Here's who I listen to when I write. None of it's solo piano but you might find it useful:

Sylvain Chauveau
Cliff Martinez
Max Richter
Leyland James Kirby
James Blackshaw
Richard Skelton
Deaf Center
Greg Haines
Rafael Anton Irisarri
posted by dobbs at 2:34 PM on April 8, 2011 [2 favorites]

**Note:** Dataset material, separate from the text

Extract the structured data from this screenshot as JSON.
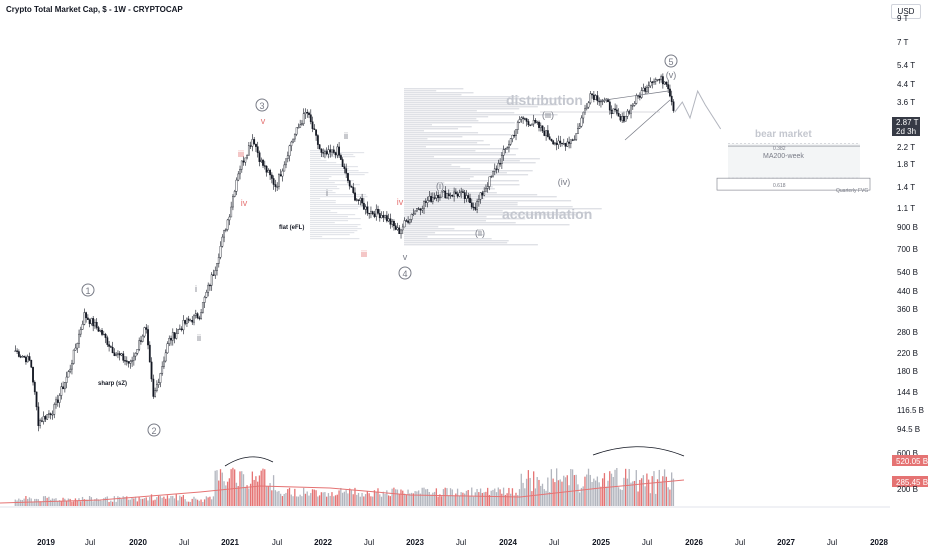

The absolute, hands down, very best of solo piano by Ryuichi Sakamoto is a couple of albums he did with Alva Noto. I adore and love the album Vrioon, here's a sample. And another album is Insen. As for Harold Budd, he's done this splendid solo piano album: La Bella Vista. And of course a ton of classical - Satie, Debussy, Ravel, de Severac, Chabrier, Chopin, Field, Massenet, Bizet etc., etc., etc. A lot of jazz solo piano is also great, notably Monk, Tatum, Iyer etc.
posted by VikingSword at 6:43 PM on April 8, 2011

Sala Santa Cecilia, a live collaboration between Sakamoto and Fennesz, is one of my favourites for writing or, it's not piano, but if you've heard that, I hope you've given Fennesz a shot too. (Black Sea, Endless Summer and Venice all work very well for me.)
posted by carbide at 2:46 PM on April 9, 2011

Seconding George Winston. So lovely...
posted by MediaMer at 8:02 PM on April 11, 2011

Philip Sheppard ("Crystallised Beauty") I just stumbled upon his music via post on the Blue, his music is the soundtrack to the youtube "April 12 International Space Day"- there seemed to be a positive reception in comments on the music, and it fits the sound-scheme well.

The album is "Cloud Songs" (allows preview by mouse-over song titles, and pressing play), and this page has an interesting genesis of how his music came to be used for this commemoration of the first manned orbit of Earth.